Farmer's drastic TikTok video tackling mouse plague

A NSW farmer has demonstrated the dramatic lengths he’s gone to to tackle the ongoing mouse plague.

The mice have wreaked havoc from Central Queensland down to northern and central west NSW and into western Victoria, feeding on crops and produce while causing millions of dollars in damages.

TikToker Andrew Jones, from NSW, uploaded video of how he’s dealing with the problem by dropping mice into a burning barrel.

Video from the popular app shows the rodents, which appear to be alive, being dropped from what appears to be a grain conveyor into the fire.

Some of them manage to scurry away however most are trapped inside the drum.

A grain conveyor in NSW drops mice into a burning barrel.
Andrew Jones, a farmer in NSW, has resorted to burning mice. Source: TikTok/ Andrew Jones

'Give me a humane way'

His method has divided people.

“I feel like there is a better way to do this,” one man wrote.

Another man called it “cruel” while others referred to it as “inhumane”.

“Definitely could have been done more humanely,” another man wrote.

But Mr Jones responded questioning if there was a better method for ridding his farm of the mice.

“So baiting them is humane?” he wrote.

“They die slowly over time? Drowning them is humane? Give me a humane way to kill them and I’ll do it.”

Mouse plague leads to more headaches

So far a number of possible solutions have been flagged and tried but many of them have proved problematic.

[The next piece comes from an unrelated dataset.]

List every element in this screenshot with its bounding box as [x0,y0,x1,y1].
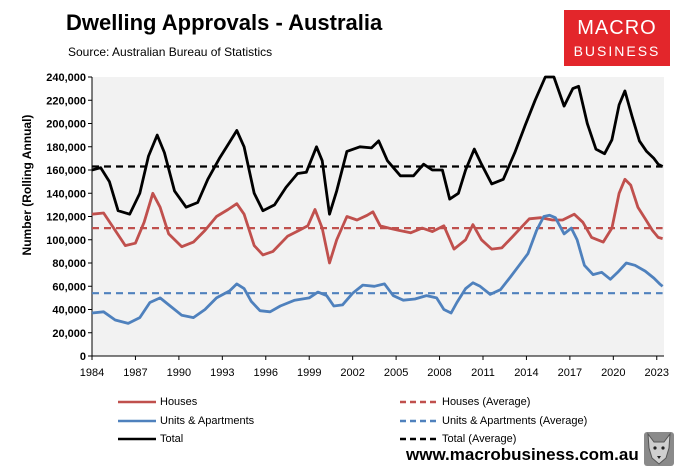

The New South Wales Environment Protection Authority (EPA) last week revealed the poison being used to kill the mice has resulted in the deaths of native birds in western parts of the state, the ABC reported.

There have also been reports farmers have used poison to kill the mice but unfortunately lost farmyard dogs to it.

Tamworth farmer Mark Walters lost his dog Occy just before Christmas.

Animal rights group PETA has suggested catch and release is the best way to deal with the issue.

But since the situation has become so dire, PETA even admits a lethal response is necessary as long “it’s only ethical to do so as painless as possible”.

Edith Cowan University’s Dr Robert Davis said the only way to kill the mice might be a change in the weather.

A supplied undated image obtained Tuesday, May 1, 2021 shows dead mice at a property in Gilgandra, NSW.
Dead mice at a property in Gilgandra, NSW. Source: AAP

NSW Government invests in biocontrol

The government is also investing in breakthrough genetic biocontrol research that could transform pest management in Australia.

Agriculture Minister Adam Marshall said the NSW government would provide $1.8 million to the project to fast-track the delivery of next generation 'gene drive' technology to control future plagues.

"The government has invested $50 million in a range of support measures, not only to mitigate the impacts of the mice currently crawling across so much of NSW, but also to create options to ensure we reduce the impact of future population spikes," he said on Thursday.

Until now farmers have had to rely on baiting and trapping to control mouse infestations but the government was now "fast-tracking critical research to bring mouse control into the 21st century", he said.

The three-year program of genetic biocontrol research will identify fast acting gene drives which are designed to spread an inherited characteristic through a population at higher-than-normal rates.

Mr Marshall said it would also investigate the transferability of the technology to other pest species such as black rats, rabbits and feral cats using advanced computer modelling.

"Using targeted gene drives, scientists aim to interrupt the breeding cycle of mice and keep populations at manageable levels," he said.

"There has to be a better way. That's why we're backing science to deliver a solution."